Chaotically Zen - Liquid Diet albumIt’s important to dig deep into inspirational resources when trying to create a vintage sound. That’s exactly what Summerside, Prince Edward Island band Chaotically Zen did on their first record. A year of writing and three days of recording at Joel Plaskett’s New Scotland Yard studio in Dartmouth, Nova Scotia culminated in the debut LP Liquid Diet.

On the surface, the album is a quality offering of modern blues-rock . The record jams along at mid-tempo, with plenty of stop-n-go breaks for guitar and drum fills, all the while draped in keyboards and strings. But Liquid Diet has more than one layer to it. The album is atmospheric in a sense that it waltzes along like a moonlight stroll. It’s not all peace and quiet though; there’s plenty of dynamic to build up the songs and bring them back down to earth.

The lyrical content on Liquid Diet bounces back and forth between political commentary, a common subject matter for popular bands in the 60’s and 70’s, and heartfelt ballads that reach out to anonymous characters.  While the band is most commonly compared to The Doors, similarities emerge with other bands throughout the album, albeit temporarily. For instance, the tender “Lullaby” could have been an outtake from REM’s Automatic For The People. The social awareness on tracks such as “Government Speed” and “Freedom” are reminiscent of the playful lyrical delivery on Rodriguez’s 1970 lost-and-found classic Cold Fact. Regardless, Keyboardist Lex Law channels his inner Ray Manzarek throughout the album, while vocalist Cory Ellis punches through track after track with his signature gravelly wail, not unlike a certain Jim Morrison.

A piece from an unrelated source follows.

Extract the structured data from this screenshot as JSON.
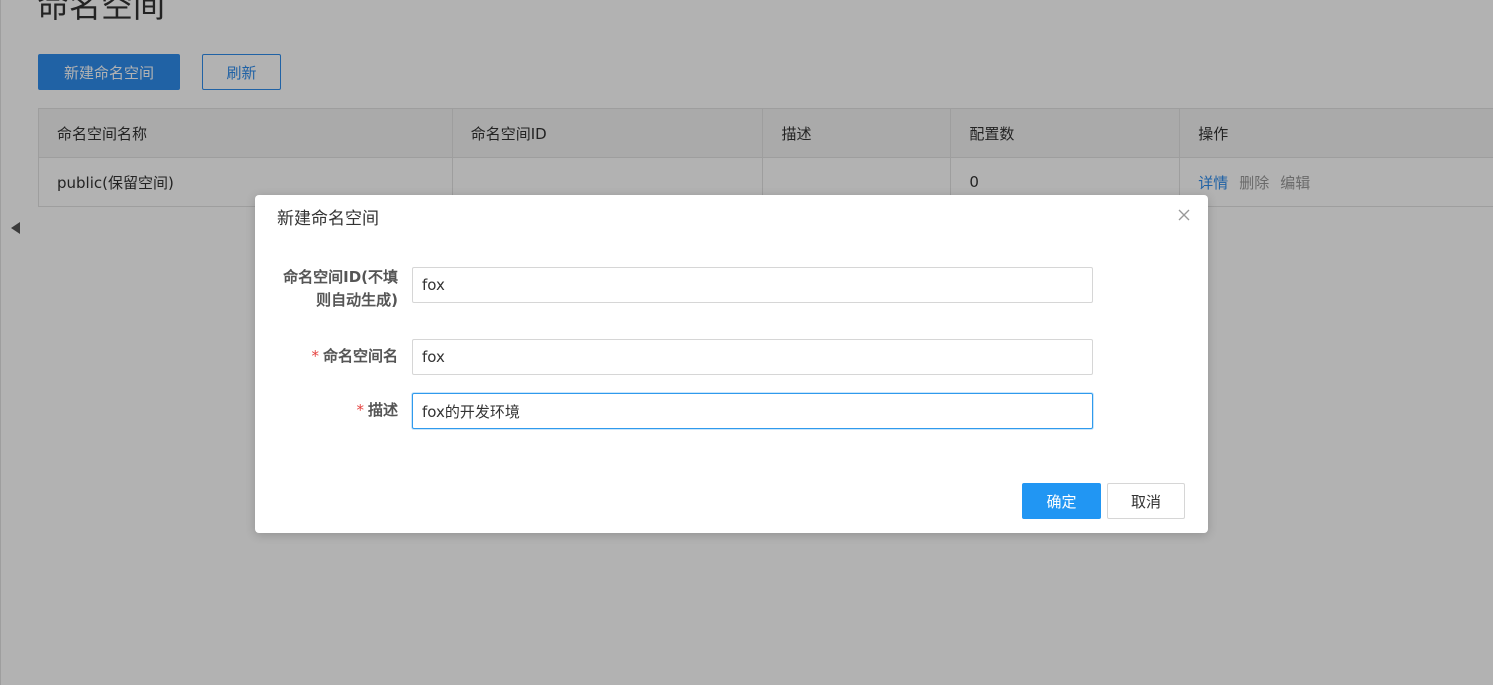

An hour-plus run time can be a blessing and a burden for many bands. While it showcases the band’s extensive songwriting resources, Liquid Diet has its moments where it sounds unnecessarily formulaic. Tracks like “No Time” and “Ode To A Woman” have a certain untapped potential about them that is emphasized when the majority of the record follows a relative jam-like pattern. Despite this, Chaotically Zen have managed to inject passion and emotion into every one of their songs to some degree, resulting in a valiant effort to create the quintessential modern blues-rock album.

The title Liquid Diet is somewhat symbolic of the material on Chaotically Zen’s first LP. There are meaty bits of rock and blues, but ultimately the album is easy to digest. Regardless, Chaotically Zen show an abundance of potential on this release.